FAQs: The Quarter System

What is the quarter system? 

Quarters are shorter academic units than semesters and allow a school to offer three to four different sessions of classes per year. The Law School holds classes in Autumn, Winter, and Spring quarters each year (there are no classes during the summer). Students will be in class for the same amount of time as they would be under a semester system, but instead will have three separate sets of classes (and professors) during the academic year. Please click here to learn more about the quarter system.

When do the quarters start and end? 

Our classes start in late September and end late in the spring: 

Autumn Quarter: Late September to mid-December
Winter Quarter: Early January to mid-March
Spring Quarter: Early April to early June (2L and 3L students finish at the end of May)

Does the quarter system mean that I have a shorter summer break?

No, your summer break will not be any shorter than it would be under a semester system. Depending on your final exam schedule, most students have a summer break of about 12-15 weeks.

How does the quarter system affect summer employment? 

The quarter system does not pose a problem for summer employment. Employers are familiar with the quarter system and typically accommodate it in their summer programs. Our second-year students simply start their summer employment a few weeks later than they would under a semester system. Because our classes begin much later in the fall, our students may be able to stay at their summer jobs for an additional 2-4 weeks after other students have returned to school, if an employer permits. 

When does fall on-campus interviewing occur? 

Our fall on-campus interviewing program is held in August before classes begin. This schedule allows students to focus on securing their second-year summer employment before classes begin and they do not have to miss class for interviews.

What do Chicago students think about the quarter system? 

The biggest advantage is that students get to take more classes and more professors than they would under a semester system, which means greater exposure to more areas of the law and more legal issues. Classes are shorter keeping students highly engaged in the subject matter.

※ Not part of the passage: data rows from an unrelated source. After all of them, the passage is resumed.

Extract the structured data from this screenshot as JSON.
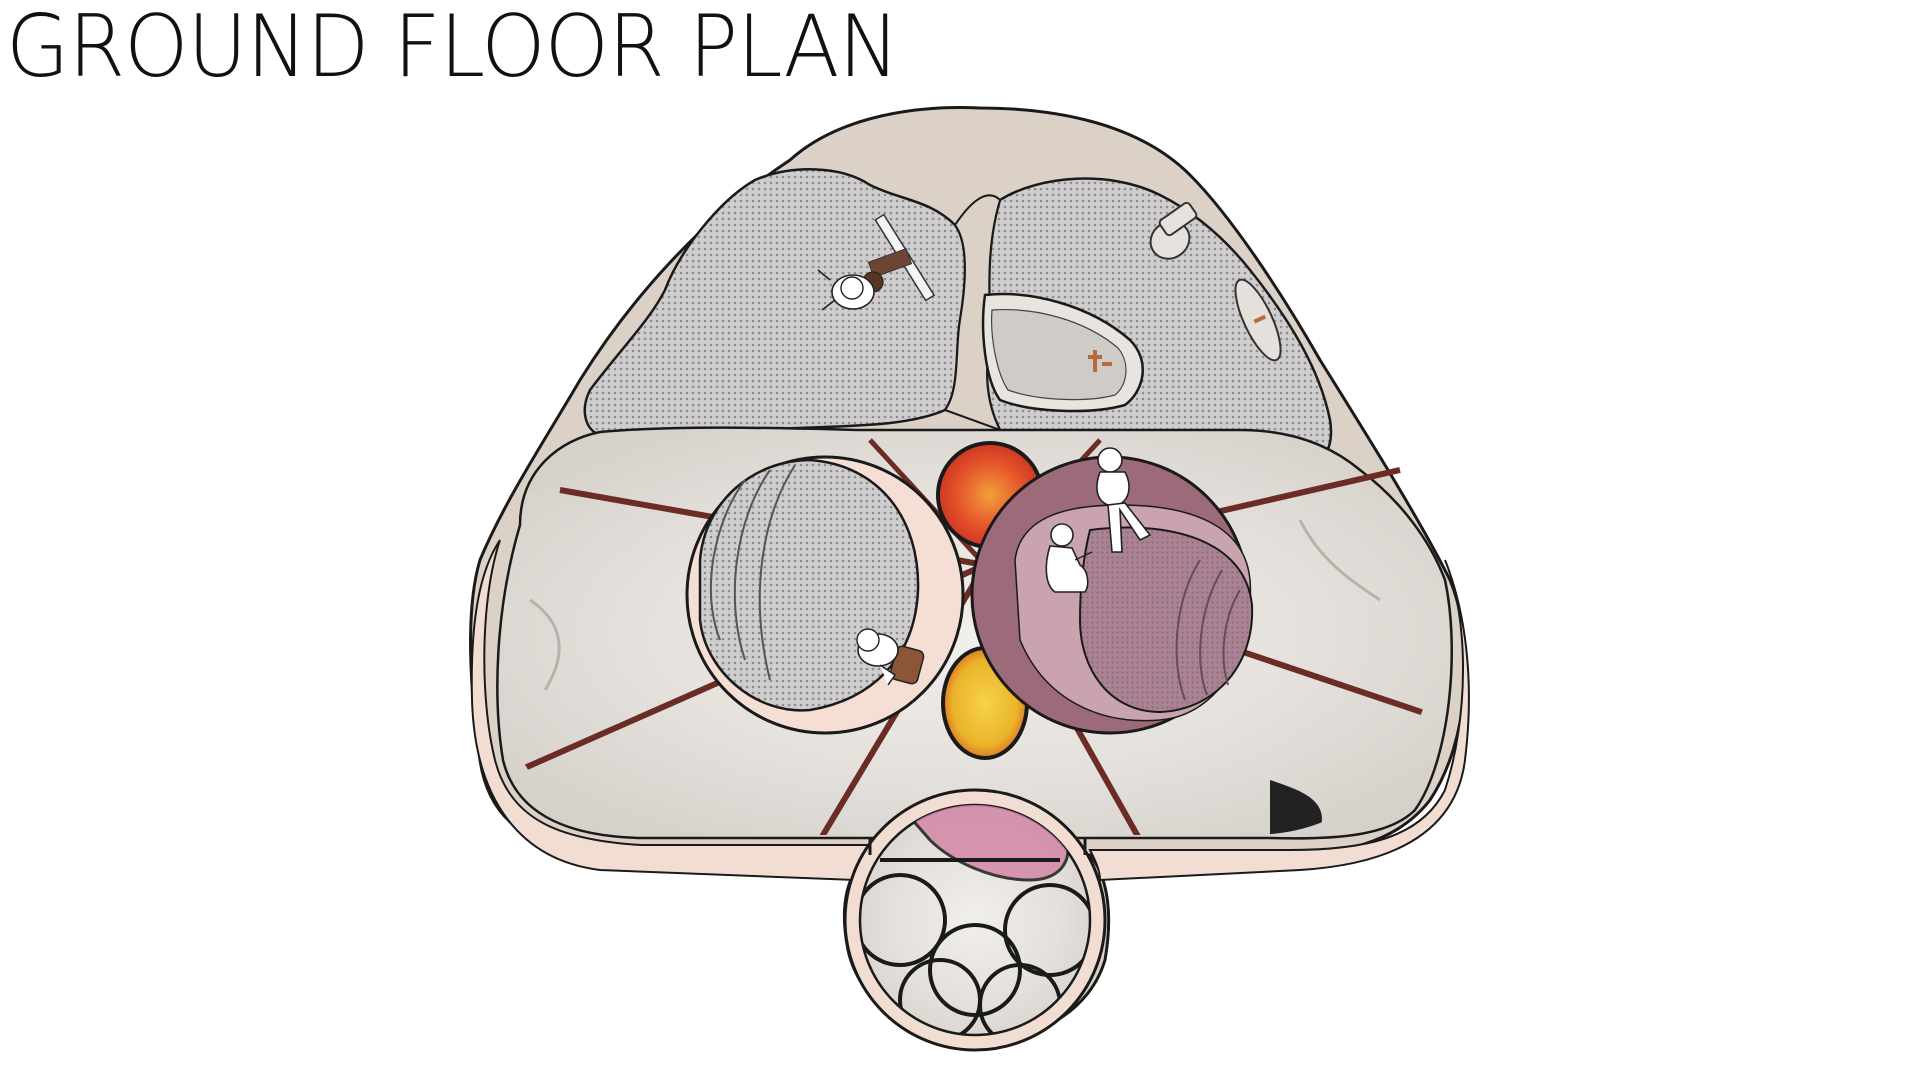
{
  "title": "GROUND FLOOR PLAN",
  "colors": {
    "wall_fill": "#dcd1c7",
    "wall_stroke": "#1a1a1a",
    "tile_floor": "#e8e4df",
    "tile_grout": "#6b2c25",
    "peach_platform": "#f5dfd4",
    "mauve_platform": "#9c6a78",
    "mauve_inner": "#c9a3ae",
    "mauve_carpet": "#a98393",
    "carpet_grey": "#c9c7c7",
    "orange_glass": "#e8582a",
    "yellow_glass": "#f0c22a",
    "pink_glass": "#d386a6",
    "figure_white": "#ffffff",
    "furniture_brown": "#7a4b35"
  },
  "icons": [
    "person-with-chair-icon",
    "toilet-icon",
    "bathtub-icon",
    "sink-icon",
    "standing-person-icon",
    "seated-person-icon",
    "person-with-armchair-icon"
  ]
}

Many students may tell you that the pace of the quarter system moves quickly and keeps them working hard.  

Do I have more exams during my first year of law school? 

No, because most of our 1L courses are held over two quarters (but only have one exam), our first year students are eased into their exams and only have a total of eight first-year exams. First-year students take two exams at the end of Autumn quarter, two exams at the end of Winter quarter, and four exams at the end of Spring quarter. This alleviates some of the pressure for the first set of law school exams.